PDF(Pubmed)
Abstract:
BACKGROUND: Targeting DNA damage repair factors, such as DNA-dependent protein kinase catalytic subunit (DNA-PKcs), may offer an opportunity for effective treatment of multiple myeloma (MM). In combination with DNA damage-inducing agents, this strategy has been shown to improve chemotherapies partially via activation of cGAS-STING pathway by an elevated level of cytosolic DNA. However, as cGAS is primarily sequestered by chromatin in the nucleus, it remains unclear how cGAS is released from chromatin and translocated into the cytoplasm upon DNA damage, leading to cGAS-STING activation.
METHODS: We examined the role of DNA-PKcs inhibition on cGAS-STING-mediated MM chemosensitivity by performing mass spectrometry and mechanism study.
RESULTS: Here, we found DNA-PKcs inhibition potentiated DNA damage-inducing agent doxorubicin-induced anti-MM effect by activating cGAS-STING signaling. The cGAS-STING activation in MM cells caused cell death partly via IRF3-NOXA-BAK axis and induced M1 polarization of macrophages. Moreover, this activation was not caused by defective classical non-homologous end joining (c-NHEJ). Instead, upon DNA damage induced by doxorubicin, inhibition of DNA-PKcs promoted cGAS release from cytoplasmic chromatin fragments and increased the amount of cytosolic cGAS and DNA, activating cGAS-STING.

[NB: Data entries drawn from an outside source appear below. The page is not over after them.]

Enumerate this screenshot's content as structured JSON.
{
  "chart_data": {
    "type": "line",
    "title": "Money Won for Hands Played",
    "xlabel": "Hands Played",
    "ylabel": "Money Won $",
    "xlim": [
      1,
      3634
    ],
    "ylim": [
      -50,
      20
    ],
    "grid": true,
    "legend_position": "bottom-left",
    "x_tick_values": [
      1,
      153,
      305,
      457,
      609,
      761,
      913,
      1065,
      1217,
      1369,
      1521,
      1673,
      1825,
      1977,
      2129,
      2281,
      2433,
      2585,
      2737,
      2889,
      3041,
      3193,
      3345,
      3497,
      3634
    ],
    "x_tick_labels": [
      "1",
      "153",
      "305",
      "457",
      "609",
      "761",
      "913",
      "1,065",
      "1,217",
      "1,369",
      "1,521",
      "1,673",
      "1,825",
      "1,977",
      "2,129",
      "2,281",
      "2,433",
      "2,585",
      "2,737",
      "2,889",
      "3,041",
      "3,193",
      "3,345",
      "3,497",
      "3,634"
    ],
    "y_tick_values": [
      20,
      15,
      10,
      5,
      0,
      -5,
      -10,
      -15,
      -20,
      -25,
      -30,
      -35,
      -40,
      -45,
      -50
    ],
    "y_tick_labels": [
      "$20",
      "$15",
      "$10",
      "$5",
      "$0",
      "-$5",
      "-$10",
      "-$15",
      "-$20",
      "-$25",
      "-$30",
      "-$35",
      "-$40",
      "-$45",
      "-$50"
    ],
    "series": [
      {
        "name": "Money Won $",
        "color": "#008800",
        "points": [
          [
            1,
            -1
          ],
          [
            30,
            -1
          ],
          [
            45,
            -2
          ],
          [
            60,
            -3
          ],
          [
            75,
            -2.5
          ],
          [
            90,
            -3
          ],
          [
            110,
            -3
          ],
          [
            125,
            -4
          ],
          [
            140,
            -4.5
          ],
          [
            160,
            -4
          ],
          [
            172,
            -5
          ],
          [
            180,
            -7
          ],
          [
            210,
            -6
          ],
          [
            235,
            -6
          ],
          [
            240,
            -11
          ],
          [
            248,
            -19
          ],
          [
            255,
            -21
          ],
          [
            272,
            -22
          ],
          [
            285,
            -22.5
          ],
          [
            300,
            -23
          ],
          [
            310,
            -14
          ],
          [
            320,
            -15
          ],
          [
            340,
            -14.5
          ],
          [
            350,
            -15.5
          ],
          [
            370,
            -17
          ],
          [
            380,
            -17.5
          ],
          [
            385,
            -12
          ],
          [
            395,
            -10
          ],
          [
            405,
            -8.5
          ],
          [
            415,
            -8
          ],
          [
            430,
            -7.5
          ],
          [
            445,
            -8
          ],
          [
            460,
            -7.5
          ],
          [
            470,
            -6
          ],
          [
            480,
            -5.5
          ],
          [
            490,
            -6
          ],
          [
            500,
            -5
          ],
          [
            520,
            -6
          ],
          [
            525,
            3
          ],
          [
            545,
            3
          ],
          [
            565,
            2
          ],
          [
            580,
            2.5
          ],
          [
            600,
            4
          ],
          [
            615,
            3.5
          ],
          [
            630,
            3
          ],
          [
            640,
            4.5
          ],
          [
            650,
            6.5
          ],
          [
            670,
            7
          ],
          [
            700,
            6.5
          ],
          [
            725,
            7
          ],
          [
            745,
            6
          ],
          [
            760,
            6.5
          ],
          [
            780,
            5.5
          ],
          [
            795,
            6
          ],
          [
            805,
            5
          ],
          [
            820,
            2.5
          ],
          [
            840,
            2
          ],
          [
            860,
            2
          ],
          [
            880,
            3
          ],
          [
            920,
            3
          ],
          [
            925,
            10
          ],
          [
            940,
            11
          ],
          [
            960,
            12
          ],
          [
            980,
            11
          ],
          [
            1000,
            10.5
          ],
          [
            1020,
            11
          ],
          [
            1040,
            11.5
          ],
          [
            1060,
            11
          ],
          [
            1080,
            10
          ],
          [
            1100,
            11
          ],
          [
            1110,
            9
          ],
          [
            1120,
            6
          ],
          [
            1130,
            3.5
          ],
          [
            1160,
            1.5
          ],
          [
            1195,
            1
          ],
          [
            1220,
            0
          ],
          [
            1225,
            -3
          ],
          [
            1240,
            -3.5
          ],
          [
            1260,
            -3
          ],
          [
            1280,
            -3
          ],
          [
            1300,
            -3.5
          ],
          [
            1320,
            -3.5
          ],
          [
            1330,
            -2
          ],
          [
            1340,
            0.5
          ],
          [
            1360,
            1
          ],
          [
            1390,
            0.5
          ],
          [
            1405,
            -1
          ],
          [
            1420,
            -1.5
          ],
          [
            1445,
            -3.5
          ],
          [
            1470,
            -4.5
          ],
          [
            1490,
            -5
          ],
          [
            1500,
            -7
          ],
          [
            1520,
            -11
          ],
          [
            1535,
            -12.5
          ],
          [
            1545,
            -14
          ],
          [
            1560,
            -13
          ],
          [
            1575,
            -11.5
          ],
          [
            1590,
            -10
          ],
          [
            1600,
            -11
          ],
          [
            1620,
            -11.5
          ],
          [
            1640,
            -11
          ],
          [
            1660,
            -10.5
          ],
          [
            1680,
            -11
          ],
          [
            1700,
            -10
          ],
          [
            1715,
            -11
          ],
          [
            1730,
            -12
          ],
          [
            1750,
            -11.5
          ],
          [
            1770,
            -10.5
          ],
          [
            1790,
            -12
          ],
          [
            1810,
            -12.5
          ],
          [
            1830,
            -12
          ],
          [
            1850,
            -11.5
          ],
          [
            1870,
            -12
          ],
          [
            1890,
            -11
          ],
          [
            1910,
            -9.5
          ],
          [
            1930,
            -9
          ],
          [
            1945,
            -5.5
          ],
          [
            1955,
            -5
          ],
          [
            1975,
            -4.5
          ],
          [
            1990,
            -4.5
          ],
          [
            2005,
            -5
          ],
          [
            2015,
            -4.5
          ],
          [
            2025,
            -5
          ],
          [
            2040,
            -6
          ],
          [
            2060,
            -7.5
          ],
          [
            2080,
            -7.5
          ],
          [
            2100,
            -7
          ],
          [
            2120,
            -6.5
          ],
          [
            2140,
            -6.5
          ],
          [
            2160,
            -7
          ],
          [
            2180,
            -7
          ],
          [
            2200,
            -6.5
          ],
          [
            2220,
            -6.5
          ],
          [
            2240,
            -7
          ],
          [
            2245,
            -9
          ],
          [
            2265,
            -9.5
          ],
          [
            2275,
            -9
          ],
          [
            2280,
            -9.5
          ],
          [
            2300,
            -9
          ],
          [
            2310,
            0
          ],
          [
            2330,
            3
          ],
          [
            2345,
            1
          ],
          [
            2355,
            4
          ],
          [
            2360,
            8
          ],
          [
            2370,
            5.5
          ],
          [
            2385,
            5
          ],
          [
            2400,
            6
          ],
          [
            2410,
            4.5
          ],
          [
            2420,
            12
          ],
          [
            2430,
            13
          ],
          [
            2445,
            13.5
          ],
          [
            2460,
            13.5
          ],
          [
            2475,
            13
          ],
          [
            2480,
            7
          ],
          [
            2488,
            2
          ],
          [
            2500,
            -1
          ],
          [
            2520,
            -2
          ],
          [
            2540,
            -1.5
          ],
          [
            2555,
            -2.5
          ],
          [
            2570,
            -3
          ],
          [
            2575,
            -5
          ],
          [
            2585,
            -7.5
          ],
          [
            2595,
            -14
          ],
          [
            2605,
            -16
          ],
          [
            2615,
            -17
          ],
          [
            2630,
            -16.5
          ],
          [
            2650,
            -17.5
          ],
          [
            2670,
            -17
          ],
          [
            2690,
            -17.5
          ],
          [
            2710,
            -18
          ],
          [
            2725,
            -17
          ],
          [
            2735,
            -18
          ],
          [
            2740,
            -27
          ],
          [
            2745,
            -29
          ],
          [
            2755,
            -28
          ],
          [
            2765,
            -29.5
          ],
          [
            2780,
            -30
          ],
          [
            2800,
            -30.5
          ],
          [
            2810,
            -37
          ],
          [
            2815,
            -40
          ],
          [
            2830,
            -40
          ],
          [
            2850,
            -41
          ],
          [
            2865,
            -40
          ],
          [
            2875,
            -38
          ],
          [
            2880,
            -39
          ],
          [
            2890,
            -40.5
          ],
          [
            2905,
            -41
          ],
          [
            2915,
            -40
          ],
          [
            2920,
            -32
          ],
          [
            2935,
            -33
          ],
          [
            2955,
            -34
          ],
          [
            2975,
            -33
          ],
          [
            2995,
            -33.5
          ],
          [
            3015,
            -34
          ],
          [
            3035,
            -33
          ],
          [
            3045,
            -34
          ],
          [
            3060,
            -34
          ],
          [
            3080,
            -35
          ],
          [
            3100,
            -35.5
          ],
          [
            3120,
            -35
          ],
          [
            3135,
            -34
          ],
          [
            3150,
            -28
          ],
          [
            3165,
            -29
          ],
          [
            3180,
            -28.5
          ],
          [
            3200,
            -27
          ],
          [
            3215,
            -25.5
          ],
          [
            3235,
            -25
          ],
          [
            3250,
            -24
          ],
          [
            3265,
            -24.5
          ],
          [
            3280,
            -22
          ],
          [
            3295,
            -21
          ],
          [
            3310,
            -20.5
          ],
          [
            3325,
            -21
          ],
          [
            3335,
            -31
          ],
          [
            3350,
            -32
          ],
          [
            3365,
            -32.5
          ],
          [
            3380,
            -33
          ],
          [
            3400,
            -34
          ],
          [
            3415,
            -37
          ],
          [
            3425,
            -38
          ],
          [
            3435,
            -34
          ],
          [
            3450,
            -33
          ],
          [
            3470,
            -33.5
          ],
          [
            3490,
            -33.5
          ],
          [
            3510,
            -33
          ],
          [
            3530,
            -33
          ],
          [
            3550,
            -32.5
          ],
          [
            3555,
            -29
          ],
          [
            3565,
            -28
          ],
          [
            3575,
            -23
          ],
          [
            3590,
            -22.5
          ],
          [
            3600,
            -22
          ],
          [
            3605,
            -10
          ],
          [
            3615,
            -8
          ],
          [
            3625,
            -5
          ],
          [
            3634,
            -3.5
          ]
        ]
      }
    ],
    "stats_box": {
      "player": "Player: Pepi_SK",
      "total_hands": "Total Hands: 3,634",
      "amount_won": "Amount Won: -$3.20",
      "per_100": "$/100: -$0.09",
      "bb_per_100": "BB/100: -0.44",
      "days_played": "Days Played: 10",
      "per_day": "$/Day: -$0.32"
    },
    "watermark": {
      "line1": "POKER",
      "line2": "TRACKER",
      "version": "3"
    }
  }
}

CONCLUSIONS: Inhibition of DNA-PKcs could improve the efficacy of doxorubicin in treatment of MM by de-sequestrating cGAS in damaged chromatin.
METHODS: We examined the role of DNA-PKcs inhibition on cGAS-STING-mediated MM chemosensitivity by performing mass spectrometry and mechanism study.
RESULTS: Here, we found DNA-PKcs inhibition potentiated DNA damage-inducing agent doxorubicin-induced anti-MM effect by activating cGAS-STING signaling. The cGAS-STING activation in MM cells caused cell death partly via IRF3-NOXA-BAK axis and induced M1 polarization of macrophages. Moreover, this activation was not caused by defective classical non-homologous end joining (c-NHEJ). Instead, upon DNA damage induced by doxorubicin, inhibition of DNA-PKcs promoted cGAS release from cytoplasmic chromatin fragments and increased the amount of cytosolic cGAS and DNA, activating cGAS-STING.
CONCLUSIONS: Inhibition of DNA-PKcs could improve the efficacy of doxorubicin in treatment of MM by de-sequestrating cGAS in damaged chromatin.
摘要:
背景:靶向DNA损伤修复因子,如DNA依赖性蛋白激酶催化亚基(DNA-PKcs),可能提供有效治疗多发性骨髓瘤(MM)的机会。结合DNA损伤诱导剂,该策略已被证明可以通过升高的细胞溶质DNA水平激活cGAS-STING途径来部分改善化疗。然而,由于cGAS主要被细胞核中的染色质隔离,目前尚不清楚cGAS如何在DNA损伤后从染色质中释放并易位到细胞质中,导致cGAS-STING激活。
方法:我们通过进行质谱和机制研究,检查了DNA-PKcs抑制对cGAS-STING介导的MM化学敏感性的作用。
结果:这里,我们发现DNA-PKcs抑制通过激活cGAS-STING信号增强DNA损伤诱导剂阿霉素诱导的抗MM作用。MM细胞中的cGAS-STING激活部分通过IRF3-NOXA-BAK轴引起细胞死亡,并诱导巨噬细胞的M1极化。此外,这种激活不是由经典的非同源末端连接(c-NHEJ)缺陷引起的。相反,多柔比星诱导的DNA损伤,抑制DNA-PKcs促进cGAS从细胞质染色质片段释放,并增加细胞溶质cGAS和DNA的量,激活cGAS-STING。
结论:抑制DNA-PKcs可以通过去螯合cGAS来改善多柔比星治疗MM的疗效。
方法:我们通过进行质谱和机制研究,检查了DNA-PKcs抑制对cGAS-STING介导的MM化学敏感性的作用。
结果:这里,我们发现DNA-PKcs抑制通过激活cGAS-STING信号增强DNA损伤诱导剂阿霉素诱导的抗MM作用。MM细胞中的cGAS-STING激活部分通过IRF3-NOXA-BAK轴引起细胞死亡,并诱导巨噬细胞的M1极化。此外,这种激活不是由经典的非同源末端连接(c-NHEJ)缺陷引起的。相反,多柔比星诱导的DNA损伤,抑制DNA-PKcs促进cGAS从细胞质染色质片段释放,并增加细胞溶质cGAS和DNA的量,激活cGAS-STING。
结论:抑制DNA-PKcs可以通过去螯合cGAS来改善多柔比星治疗MM的疗效。